Partner A moved out prior to Partner B. Partner A does not meet the exclusion requirements.
Partner B does meet the exclusion requirements as he lived there 2 of the last 5 years.
Currently, the property is in a 1065 owned by A and B.
Where on the 1040 is the gain entered given that the property is currently under the 1065?
How do I enter in ProSeries to ensure it flows correctly?
No but it will flow through to the individual.
Sounds like the same question from earlier this week, from someone whose mind was already made up based on the most insignificant authority, a PLR from a couple decades ago. And was the property already sold? By the partnership? Same thing I said last time, transfer it out to the partners before sale.
It has not yet been sold - can you confirm how to transfer? Where would it all get entered in ProSeries?
State law might apply so ask locally. I would deed it from "A&B Partnership" to "A, a 50% interest" and "B, a 50% interest." Is the partnership engaged in any business or own other real estate as rentals? I would not guarantee to the clients that IRS would agree with use of the Section 121 exclusion, and advise them that IRS once said it was OK but then changed its mind in one particular situation.
@abctax55 In the best of all possible worlds, they would wait two years. But with real estate values declining, I assume they want to sell now and worry about taxes later.
If they used to live in the property, there is no need to file 1065 since it’s not an investment, if one of the partners used it as an investment, then he should have filed it on his 1040 Sch E with 50% ownership and when they sell it he will file it as selling a business property and no exclusion applies, and the brother who is living there can file selling as main home and calculate his gain only.
I 1065 was already filed last year as an investment for both, then I would file it again to calculate the investment profit and loss, issue final K-1s, then do the selling on each 1040 as I mentioned above.
I am not finding where these partners are brothers.
Neither am I. Don't know where I conjured that up. 🙂
The first sentence has "brothers." You're both fine.
The partnership is not a person that has a primary residence. The people don't own the residence personally, apparently.

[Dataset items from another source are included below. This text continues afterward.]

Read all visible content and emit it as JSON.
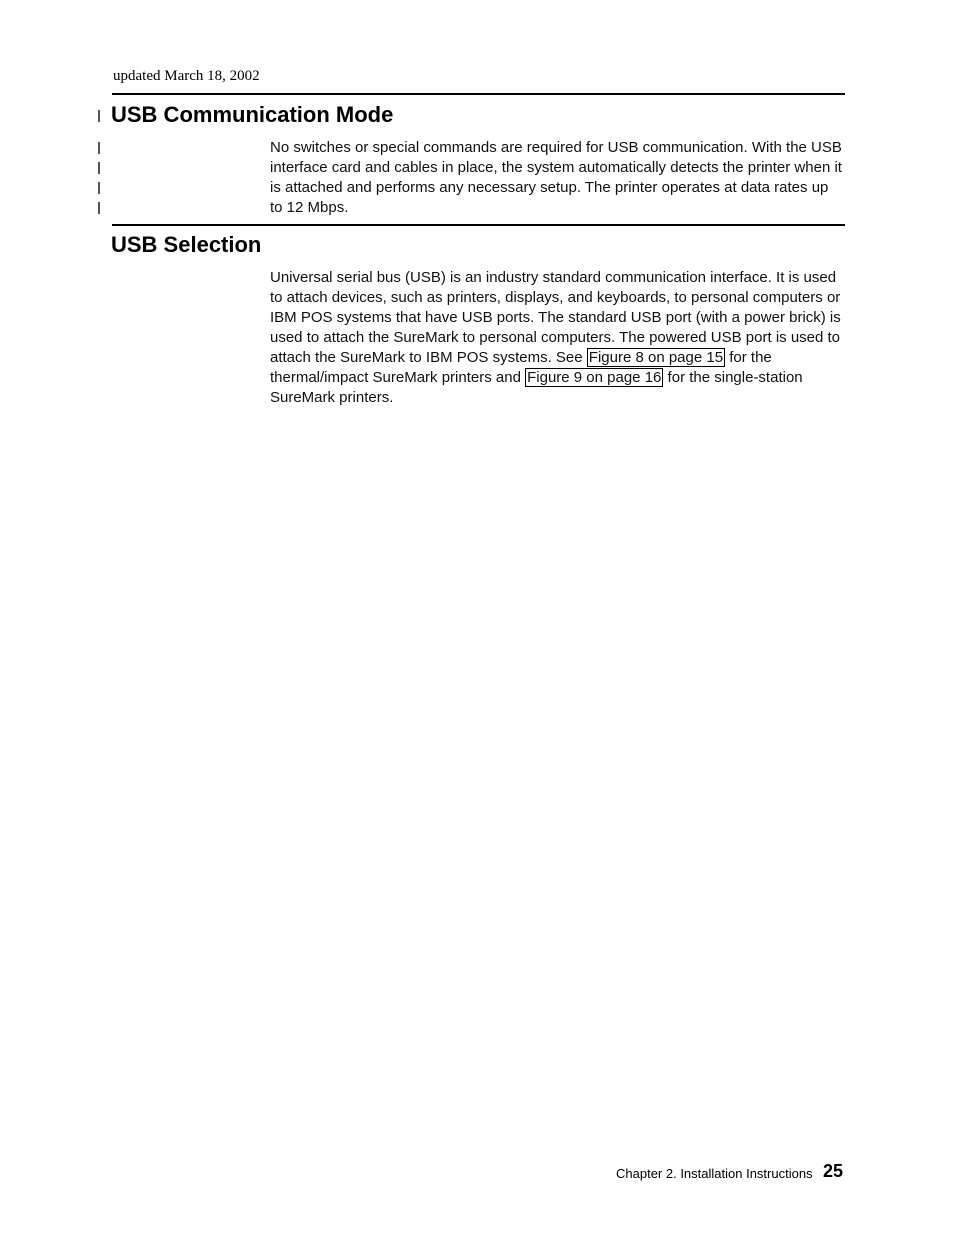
{
  "header": {
    "updated": "updated March 18, 2002"
  },
  "sections": {
    "usb_comm_mode": {
      "title": "USB Communication Mode",
      "body": "No switches or special commands are required for USB communication. With the USB interface card and cables in place, the system automatically detects the printer when it is attached and performs any necessary setup. The printer operates at data rates up to 12 Mbps."
    },
    "usb_selection": {
      "title": "USB Selection",
      "body_pre": "Universal serial bus (USB) is an industry standard communication interface. It is used to attach devices, such as printers, displays, and keyboards, to personal computers or IBM POS systems that have USB ports. The standard USB port (with a power brick) is used to attach the SureMark to personal computers. The powered USB port is used to attach the SureMark to IBM POS systems. See ",
      "xref1": "Figure 8 on page 15",
      "body_mid": " for the thermal/impact SureMark printers and ",
      "xref2": "Figure 9 on page 16",
      "body_post": " for the single-station SureMark printers."
    }
  },
  "footer": {
    "chapter": "Chapter 2. Installation Instructions",
    "page": "25"
  }
}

They don't get to treat it as a partnership asset when it is convenient, but then try to claim it is personal just because that is convenient for a different reason.
Bob and I should read more closely. 😀
I asked about legal ownership because many times we have seen real estate reported on a partnership/LLC return when it was owned individually. Conversely, frequently we see people say joint ownership of property makes it a partnership.

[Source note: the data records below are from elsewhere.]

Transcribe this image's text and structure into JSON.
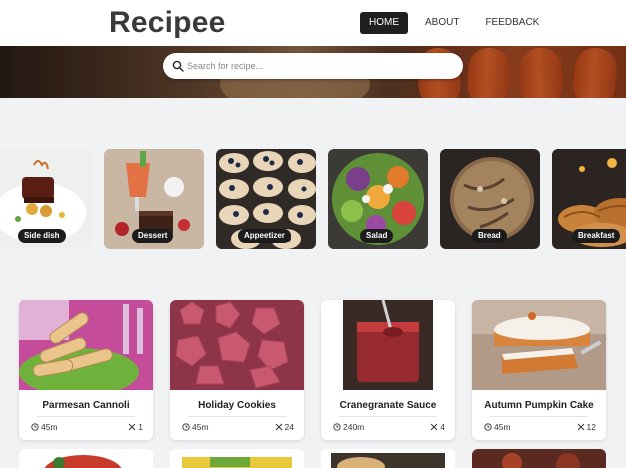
{
  "header": {
    "logo": "Recipee",
    "nav": [
      {
        "label": "HOME",
        "active": true
      },
      {
        "label": "ABOUT",
        "active": false
      },
      {
        "label": "FEEDBACK",
        "active": false
      }
    ]
  },
  "search": {
    "placeholder": "Search for recipe...",
    "value": "",
    "icon": "search-icon"
  },
  "categories": [
    {
      "label": "Side dish"
    },
    {
      "label": "Dessert"
    },
    {
      "label": "Appeetizer"
    },
    {
      "label": "Salad"
    },
    {
      "label": "Bread"
    },
    {
      "label": "Breakfast"
    }
  ],
  "recipes": [
    {
      "title": "Parmesan Cannoli",
      "time": "45m",
      "servings": "1"
    },
    {
      "title": "Holiday Cookies",
      "time": "45m",
      "servings": "24"
    },
    {
      "title": "Cranegranate Sauce",
      "time": "240m",
      "servings": "4"
    },
    {
      "title": "Autumn Pumpkin Cake",
      "time": "45m",
      "servings": "12"
    }
  ],
  "icons": {
    "time": "clock-icon",
    "servings": "utensils-icon"
  },
  "colors": {
    "nav_active_bg": "#1f1f1f",
    "label_bg": "#1c1c1c",
    "page_bg": "#f1f2f4"
  }
}
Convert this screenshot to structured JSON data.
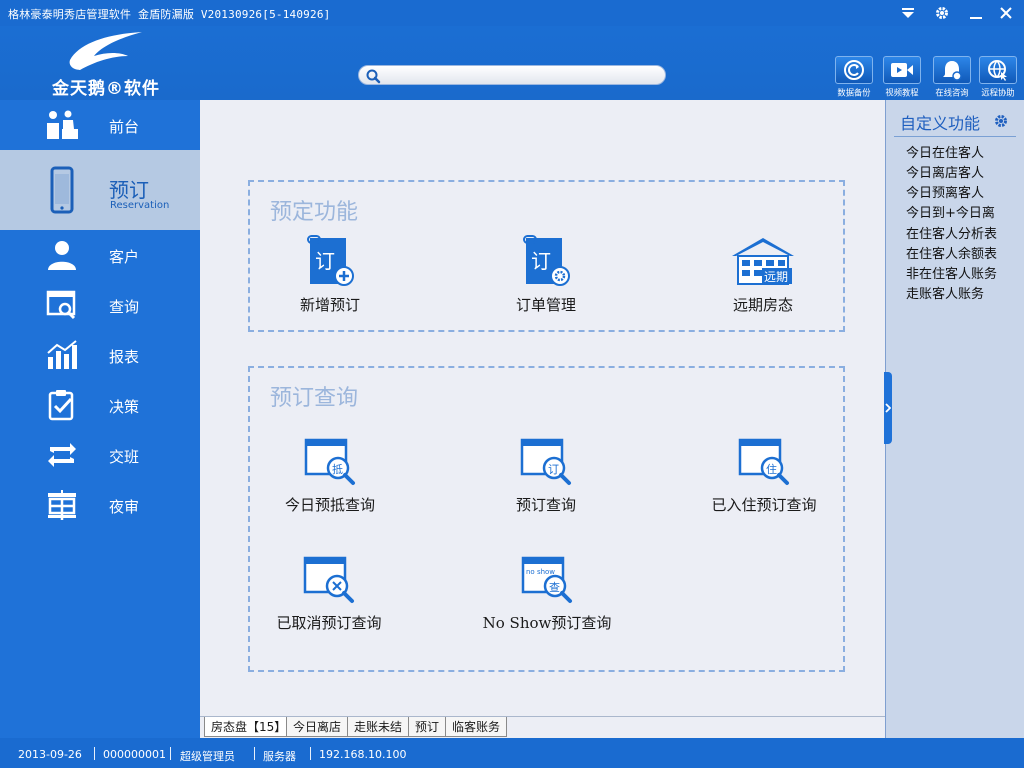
{
  "window": {
    "title": "格林豪泰明秀店管理软件 金盾防漏版 V20130926[5-140926]"
  },
  "brand": {
    "name": "金天鹅",
    "suffix": "软件"
  },
  "search": {
    "placeholder": "",
    "value": ""
  },
  "toolbar": [
    {
      "label": "数据备份",
      "icon": "backup-icon"
    },
    {
      "label": "视频教程",
      "icon": "video-icon"
    },
    {
      "label": "在线咨询",
      "icon": "chat-icon"
    },
    {
      "label": "远程协助",
      "icon": "remote-icon"
    }
  ],
  "sidebar": {
    "items": [
      {
        "label": "前台",
        "icon": "front-desk-icon"
      },
      {
        "label": "预订",
        "sub": "Reservation",
        "icon": "phone-icon",
        "active": true
      },
      {
        "label": "客户",
        "icon": "customer-icon"
      },
      {
        "label": "查询",
        "icon": "query-icon"
      },
      {
        "label": "报表",
        "icon": "report-icon"
      },
      {
        "label": "决策",
        "icon": "decision-icon"
      },
      {
        "label": "交班",
        "icon": "shift-icon"
      },
      {
        "label": "夜审",
        "icon": "night-audit-icon"
      }
    ]
  },
  "groups": [
    {
      "title": "预定功能",
      "items": [
        {
          "label": "新增预订",
          "icon_text": "订"
        },
        {
          "label": "订单管理",
          "icon_text": "订"
        },
        {
          "label": "远期房态",
          "icon_text": "远期"
        }
      ]
    },
    {
      "title": "预订查询",
      "items": [
        {
          "label": "今日预抵查询",
          "icon_text": "抵"
        },
        {
          "label": "预订查询",
          "icon_text": "订"
        },
        {
          "label": "已入住预订查询",
          "icon_text": "住"
        },
        {
          "label": "已取消预订查询",
          "icon_text": ""
        },
        {
          "label": "No Show预订查询",
          "icon_text": "查",
          "icon_small": "no show"
        }
      ]
    }
  ],
  "right_panel": {
    "title": "自定义功能",
    "items": [
      "今日在住客人",
      "今日离店客人",
      "今日预离客人",
      "今日到+今日离",
      "在住客人分析表",
      "在住客人余额表",
      "非在住客人账务",
      "走账客人账务"
    ]
  },
  "tabs": [
    {
      "label": "房态盘【15】",
      "active": true
    },
    {
      "label": "今日离店"
    },
    {
      "label": "走账未结"
    },
    {
      "label": "预订"
    },
    {
      "label": "临客账务"
    }
  ],
  "status": {
    "date": "2013-09-26",
    "user_id": "000000001",
    "role": "超级管理员",
    "server_label": "服务器",
    "server_ip": "192.168.10.100"
  },
  "colors": {
    "primary": "#1f72d8",
    "active_nav": "#b5c9e3",
    "content_bg": "#eceef5",
    "group_title": "#9cb6dc"
  }
}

OP hasn't answered the question.
It is owned jointly by the brothers, thus a multi-member LLC.
It is owned jointly by the brothers.
It is being sold this year, under contract now, neither brother lives there at the moment, but one of the brothers has lived there 2 of the previous 5 years.
@tccpg289 wrote:
It is owned jointly by the brothers, thus a multi-member LLC.

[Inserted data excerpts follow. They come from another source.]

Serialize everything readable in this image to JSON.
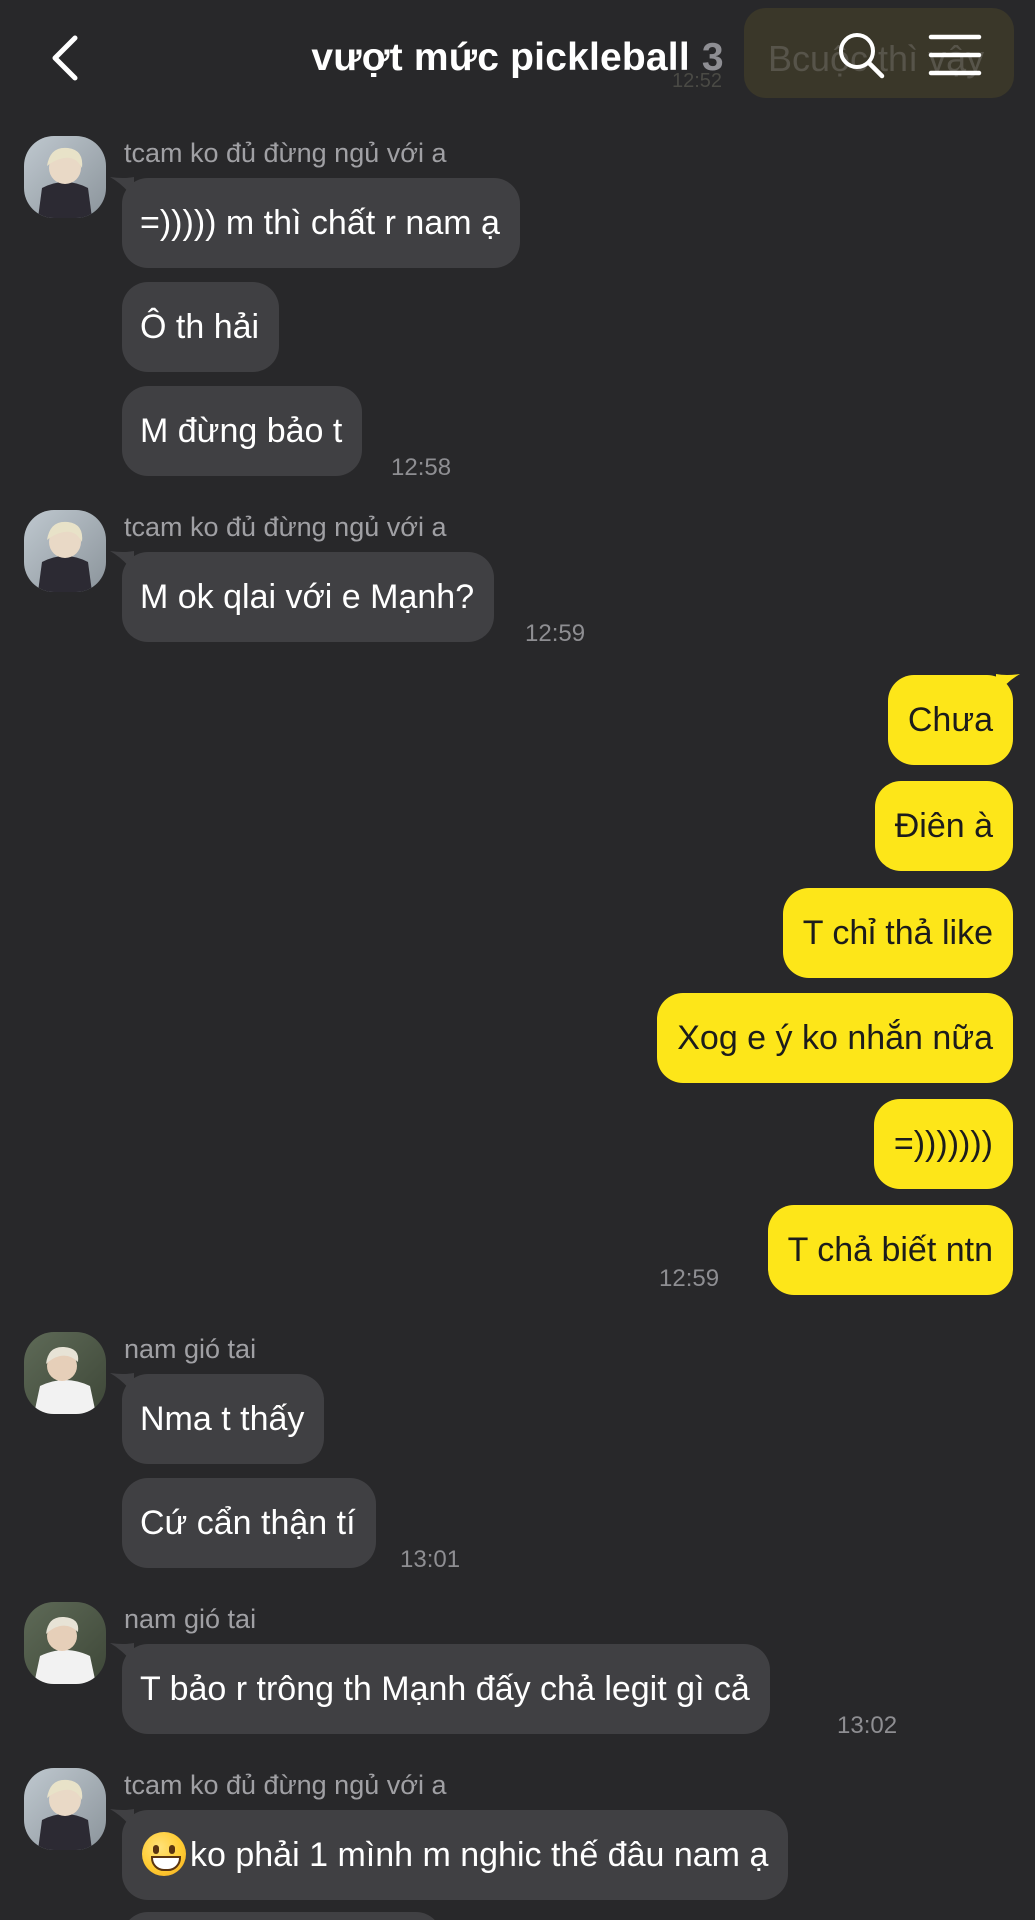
{
  "header": {
    "title": "vượt mức pickleball",
    "member_count": "3",
    "notice_text": "Bcuộc thì vậy",
    "ghost_time": "12:52"
  },
  "messages": [
    {
      "sender": "tcam ko đủ đừng ngủ với a",
      "texts": [
        "=))))) m thì chất r nam ạ",
        "Ô th hải",
        "M đừng bảo t"
      ],
      "time": "12:58"
    },
    {
      "sender": "tcam ko đủ đừng ngủ với a",
      "texts": [
        "M ok qlai với e Mạnh?"
      ],
      "time": "12:59"
    },
    {
      "texts": [
        "Chưa",
        "Điên à",
        "T chỉ thả like",
        "Xog e ý ko nhắn nữa",
        "=)))))))",
        "T chả biết ntn"
      ],
      "time": "12:59"
    },
    {
      "sender": "nam gió tai",
      "texts": [
        "Nma t thấy",
        "Cứ cẩn thận tí"
      ],
      "time": "13:01"
    },
    {
      "sender": "nam gió tai",
      "texts": [
        "T bảo r trông th Mạnh đấy chả legit gì cả"
      ],
      "time": "13:02"
    },
    {
      "sender": "tcam ko đủ đừng ngủ với a",
      "texts": [
        "ko phải 1 mình m nghic thế đâu nam ạ"
      ],
      "emoji": "grinning-face"
    }
  ],
  "colors": {
    "background": "#28282a",
    "incoming_bubble": "#404043",
    "outgoing_bubble": "#fde619",
    "meta_text": "#8e8e92"
  }
}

If the home is owned by a multi-member LLC, it is not really jointly owned by the brothers. BIG difference.
Got it - thanks for the clarification.
Then WTH was reported on a 1065?
Each brother should report their portion of the sale on their 1040. Sounds like 1 brother is eligible for the 121 exclusion and one is not.
He said multi-member LLC.
And he also said the property is owned jointly by the brothers.
Yeah. He is also asking about it on the TurboTax forum.